Ms Banerji subsequently lodged a claim for compensation under the Safety, Rehabilitation and Compensation Act 1988 (the “Compensation Act”) for an "injury" arising out of the termination of her employment.

This claim was rejected by Comcare on the basis that termination of Ms Banerji’s employment was reasonable administrative action taken in a reasonable manner. Accordingly, Ms Banerji was determined not to have suffered an injury within the meaning of the Compensation Act.

Implied freedom

The High Court noted that the Tribunal approached the matter on the basis that the implied freedom of political communication was a “personal right”, similar to the freedom of speech granted by the Constitution of the United States. The High Court held that this approach was incorrect, and that the implied freedom only extends as far as is necessary to preserve and protect the system of representative and responsible government mandated by the Constitution.  That is, the implied freedom of political communication is not a personal right, but rather a limitation on the power of the Parliament to make laws which impact on the freedom.  The Court specifically noted:

“ … Accordingly, although the effect of a law on an individual's or a group's ability to participate in political communication is relevant to the assessment of the law's effect on the implied freedom, the question of whether the law imposes an unjustified burden on the implied freedom of political communication is a question of the law's effect on political communication as a whole. …”

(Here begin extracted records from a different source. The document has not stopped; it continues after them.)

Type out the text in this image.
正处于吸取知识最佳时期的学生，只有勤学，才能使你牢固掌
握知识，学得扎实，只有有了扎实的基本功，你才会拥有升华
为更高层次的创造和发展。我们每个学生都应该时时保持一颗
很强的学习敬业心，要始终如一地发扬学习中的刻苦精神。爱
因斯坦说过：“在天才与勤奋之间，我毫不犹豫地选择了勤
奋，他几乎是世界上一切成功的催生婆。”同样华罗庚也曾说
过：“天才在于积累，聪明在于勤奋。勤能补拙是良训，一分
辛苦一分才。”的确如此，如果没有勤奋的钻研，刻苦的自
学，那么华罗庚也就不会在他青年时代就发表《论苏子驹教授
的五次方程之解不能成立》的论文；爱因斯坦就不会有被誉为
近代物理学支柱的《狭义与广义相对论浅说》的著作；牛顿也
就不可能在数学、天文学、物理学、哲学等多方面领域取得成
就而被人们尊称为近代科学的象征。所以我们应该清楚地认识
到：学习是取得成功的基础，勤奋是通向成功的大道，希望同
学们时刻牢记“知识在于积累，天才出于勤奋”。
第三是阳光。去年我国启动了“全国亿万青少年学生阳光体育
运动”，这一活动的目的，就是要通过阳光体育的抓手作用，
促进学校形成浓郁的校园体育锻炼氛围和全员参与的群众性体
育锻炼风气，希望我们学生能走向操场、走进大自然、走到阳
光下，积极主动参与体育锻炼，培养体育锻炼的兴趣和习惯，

The High Court held that the freedom will not necessarily be breached even if a law significantly restricts the ability of an individual or a group of persons to engage in political communication. The High Court also rejected Ms Banerji’s argument that the anonymous nature of the communications excused her conduct, finding that damage to the Department could occur regardless of whether the author’s identity was exposed.

What does this mean for the Fair Work Act 2009?

To date, the general protection in the Fair Work Act 2009 prohibiting employers from taking adverse action against an employee because of their “political views” has not been tested.

While confined to its facts, the Banerji decision suggests that, if tested, the general protection will not extend to providing employees with an unfettered right to publicly express their political views, at least in circumstances where those views are inconsistent with the employee’s obligations to their employer.

However, employers should proceed with caution. The decision is not authority for the proposition that every employee who broadcasts political (or other) views that are inconsistent with their employer’s views can be dismissed. If an employee engages in such conduct, employers will need to consider all the relevant factual circumstances before deciding what, if any, disciplinary action is appropriate. Importantly, employers should ensure:

  • their contracts of employment and employment policies provide clear direction to their employees with respect to the conduct, including social media usage, that is not acceptable;
  • that conduct which is unacceptable to the employer (and therefore prohibited by the contract or policies) has a legitimate and reasonable connection to the employer’s business and the employee’s role; and
  • employees and all new-starters are provided with regular and comprehensive training with respect to those policies.